En décembre 1949, l’Office de secours et de travaux des Nations unies pour les réfugiés de Palestine dans le Proche-Orient (UNRWA) voit le jour pour répondre plus efficacement aux besoins économiques et sociaux de l’ensemble des réfugiés palestiniens. Est considéré comme réfugié palestinien « une personne qui a eu sa résidence normale en Palestine pendant deux ans au moins avant le conflit de 1948 et qui, en raison de ce conflit, a perdu à la fois son foyer et ses moyens d’existence, et a trouvé refuge, en 1948, dans l’un des pays où l’UNRWA assure ses secours ». Du statut juridique de personnes déplacées, les Palestiniens obtiennent celui de réfugiés.
En 1950, Israël vote une loi sur le bien des absents qui permet de récupérer les biens des Palestiniens et éventuellement de les céder. Pour Sandrine Mansour, « la notion d’absent a permis la mainmise sur la quasi totalité des propriétés des Palestiniens qu’ils soient déclarés réfugiés ou non » (p. 206). C’est le cas aussi des terres agricoles palestiniennes, qui dès lors qu’elles ne sont plus cultivées deviennent la propriété de l’État. Environ 93% des terres palestiniennes ont été confisquées.
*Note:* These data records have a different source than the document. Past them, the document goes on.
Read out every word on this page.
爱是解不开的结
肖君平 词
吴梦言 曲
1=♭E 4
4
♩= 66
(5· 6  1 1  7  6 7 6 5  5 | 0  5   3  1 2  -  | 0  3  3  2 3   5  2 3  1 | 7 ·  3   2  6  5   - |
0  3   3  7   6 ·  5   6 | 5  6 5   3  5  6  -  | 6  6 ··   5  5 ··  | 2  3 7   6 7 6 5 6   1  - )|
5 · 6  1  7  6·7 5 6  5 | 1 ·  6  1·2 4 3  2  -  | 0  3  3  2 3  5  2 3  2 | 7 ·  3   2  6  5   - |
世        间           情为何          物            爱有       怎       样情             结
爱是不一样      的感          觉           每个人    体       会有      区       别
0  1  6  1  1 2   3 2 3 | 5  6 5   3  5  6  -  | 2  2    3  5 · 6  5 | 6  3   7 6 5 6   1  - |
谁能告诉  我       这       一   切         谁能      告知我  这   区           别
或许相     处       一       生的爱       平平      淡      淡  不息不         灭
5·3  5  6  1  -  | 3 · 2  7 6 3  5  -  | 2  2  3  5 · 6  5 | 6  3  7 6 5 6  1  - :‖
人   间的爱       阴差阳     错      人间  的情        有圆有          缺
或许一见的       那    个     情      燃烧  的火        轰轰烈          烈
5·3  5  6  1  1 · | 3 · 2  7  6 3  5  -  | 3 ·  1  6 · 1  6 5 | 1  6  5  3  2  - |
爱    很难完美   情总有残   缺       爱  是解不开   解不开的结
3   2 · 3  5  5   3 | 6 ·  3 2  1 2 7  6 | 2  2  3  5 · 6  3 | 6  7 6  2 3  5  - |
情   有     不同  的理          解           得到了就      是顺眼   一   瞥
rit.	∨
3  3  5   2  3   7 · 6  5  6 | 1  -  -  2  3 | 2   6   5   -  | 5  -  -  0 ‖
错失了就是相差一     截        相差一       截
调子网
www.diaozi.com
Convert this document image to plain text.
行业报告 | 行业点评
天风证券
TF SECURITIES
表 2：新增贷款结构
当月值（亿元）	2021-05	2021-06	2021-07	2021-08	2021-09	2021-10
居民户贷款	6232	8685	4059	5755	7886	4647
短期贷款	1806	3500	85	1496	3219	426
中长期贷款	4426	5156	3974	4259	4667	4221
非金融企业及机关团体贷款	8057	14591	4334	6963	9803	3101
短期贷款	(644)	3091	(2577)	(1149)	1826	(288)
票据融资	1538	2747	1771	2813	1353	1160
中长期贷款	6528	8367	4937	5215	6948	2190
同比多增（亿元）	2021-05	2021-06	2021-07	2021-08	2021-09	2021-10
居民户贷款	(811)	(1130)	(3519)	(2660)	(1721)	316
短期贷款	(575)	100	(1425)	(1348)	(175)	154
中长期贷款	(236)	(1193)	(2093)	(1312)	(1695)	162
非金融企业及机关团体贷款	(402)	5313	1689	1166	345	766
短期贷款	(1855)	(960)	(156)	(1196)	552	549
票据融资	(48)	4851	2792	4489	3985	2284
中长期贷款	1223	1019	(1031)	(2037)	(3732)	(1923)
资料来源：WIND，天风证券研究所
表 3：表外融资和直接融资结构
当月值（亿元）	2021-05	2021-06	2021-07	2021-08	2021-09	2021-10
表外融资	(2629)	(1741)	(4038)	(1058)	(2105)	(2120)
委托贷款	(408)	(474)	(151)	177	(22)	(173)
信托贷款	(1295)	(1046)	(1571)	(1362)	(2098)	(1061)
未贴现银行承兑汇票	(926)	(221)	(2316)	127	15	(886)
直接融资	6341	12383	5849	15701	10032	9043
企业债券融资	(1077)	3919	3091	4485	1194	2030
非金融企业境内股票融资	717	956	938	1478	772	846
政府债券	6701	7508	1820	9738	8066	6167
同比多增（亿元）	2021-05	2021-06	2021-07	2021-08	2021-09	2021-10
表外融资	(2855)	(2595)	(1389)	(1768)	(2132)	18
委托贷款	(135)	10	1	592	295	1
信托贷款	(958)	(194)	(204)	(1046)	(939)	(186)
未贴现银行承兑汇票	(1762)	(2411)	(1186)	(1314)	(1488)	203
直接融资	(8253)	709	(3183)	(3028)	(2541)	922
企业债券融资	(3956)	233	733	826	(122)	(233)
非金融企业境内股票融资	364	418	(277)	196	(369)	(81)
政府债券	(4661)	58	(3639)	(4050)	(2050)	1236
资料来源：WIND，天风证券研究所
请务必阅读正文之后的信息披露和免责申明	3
En 1967, à l’issue de la guerre des six jours, les Palestiniens vont connaître la Naksa (la seconde défaite) où plus de 500 000 palestiniens partent en exil.
Le problème des réfugiés est aujourd’hui central dans les négociations de paix israélo-palestiniennes. Selon les statistiques de l’ONU, la diaspora palestinienne représente la communauté de réfugiés la plus importante dans le monde.
L’auteur conclut en rappelant le dessein de cet ouvrage par une citation de l’intellectuel palestinien Edward Said : « De dire qu’il y avait un peuple palestinien, et que, comme d’autres, il avait son histoire, sa société, et le plus important, un droit à l’autodétermination » (p. 225).